The theory and construction of an electronically steerable antenna array and its use for long-distance radio propagation studies are described. A complete description of the electronic equipment and computer programs necessary to operate the system is given. The general theory of non-uniformly spaced, planar, phased arrays, containing a small number of antenna elements, is reviewed and a procedure for designing such arrays with a minimum value of maximum sidelobe level is given. This procedure is used to design an array of 30 antennas distributed over a circular aperture of diameter 160 metres for use at frequencies from 3 to 30 MHz. A new formulation of the probability distribution function of the maximum sidelobe level of such arrays is developed. The effect of amplitude and phase errors in the weights applied to the outputs of the antennas in the array, and the effect of mutual coupling between the antennas are examined.
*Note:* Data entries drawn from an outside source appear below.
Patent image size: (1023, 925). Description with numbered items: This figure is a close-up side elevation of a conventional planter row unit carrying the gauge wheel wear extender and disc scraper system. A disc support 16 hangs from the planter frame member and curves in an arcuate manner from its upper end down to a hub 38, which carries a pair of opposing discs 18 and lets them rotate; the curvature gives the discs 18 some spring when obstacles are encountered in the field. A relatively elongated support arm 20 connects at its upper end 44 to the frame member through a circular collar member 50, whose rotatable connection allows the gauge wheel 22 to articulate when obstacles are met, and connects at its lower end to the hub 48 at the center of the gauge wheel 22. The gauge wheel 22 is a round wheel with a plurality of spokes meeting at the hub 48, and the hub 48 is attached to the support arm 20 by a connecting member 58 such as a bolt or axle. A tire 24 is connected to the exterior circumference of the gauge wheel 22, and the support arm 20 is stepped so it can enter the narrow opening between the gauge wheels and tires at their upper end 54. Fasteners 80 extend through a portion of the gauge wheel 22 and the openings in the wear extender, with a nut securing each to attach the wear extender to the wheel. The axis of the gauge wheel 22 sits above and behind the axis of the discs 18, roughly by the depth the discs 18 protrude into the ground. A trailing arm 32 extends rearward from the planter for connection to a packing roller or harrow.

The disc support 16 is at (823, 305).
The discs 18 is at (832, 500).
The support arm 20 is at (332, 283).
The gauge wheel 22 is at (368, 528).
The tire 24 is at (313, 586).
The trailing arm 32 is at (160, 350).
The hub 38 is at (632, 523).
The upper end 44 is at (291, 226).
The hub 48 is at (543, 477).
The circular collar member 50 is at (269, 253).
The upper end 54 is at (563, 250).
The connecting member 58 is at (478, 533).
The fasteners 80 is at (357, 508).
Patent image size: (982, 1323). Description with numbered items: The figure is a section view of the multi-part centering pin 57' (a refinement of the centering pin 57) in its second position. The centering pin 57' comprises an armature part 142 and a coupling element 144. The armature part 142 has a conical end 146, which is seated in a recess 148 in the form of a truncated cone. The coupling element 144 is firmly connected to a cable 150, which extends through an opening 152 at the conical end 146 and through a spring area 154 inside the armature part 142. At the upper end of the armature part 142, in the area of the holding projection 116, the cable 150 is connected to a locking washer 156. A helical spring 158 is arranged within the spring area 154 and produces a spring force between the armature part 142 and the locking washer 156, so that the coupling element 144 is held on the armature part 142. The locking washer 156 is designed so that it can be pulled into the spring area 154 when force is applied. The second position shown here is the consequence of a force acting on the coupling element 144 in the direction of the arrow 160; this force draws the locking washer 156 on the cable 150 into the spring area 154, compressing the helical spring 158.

These effects are both shown to be small compared with interference caused by reradiation from metal objects near the site of the array. A maximum likelihood method for analysing the data obtained from the phased array is developed and applied to a number of relatively simple data records to demonstrate the performance capabilities of the system constructed here. Several days of direction of arrival data obtained using near-antipodal BBC transmissions from the United Kingdom are examined. Diurnal and seasonal variations in direction of arrival and signal strength are explained in terms of the low absorption of radio waves on the night side of the earth and, to a lesser extent, in the winter hemisphere. The high absorption which occurs in the auroral regions is also shown to affect the results significantly. Signal is often received from the directions of the edges of the auroral regions, but rarely from the directions of the auroral regions themselves. The effect of the transmitter beam direction on the direction of arrival is also considered. When absorption is low along a number of propagation paths, then the direction of arrival of the strongest received components tend to be along those paths nearest the transmitter beam direction.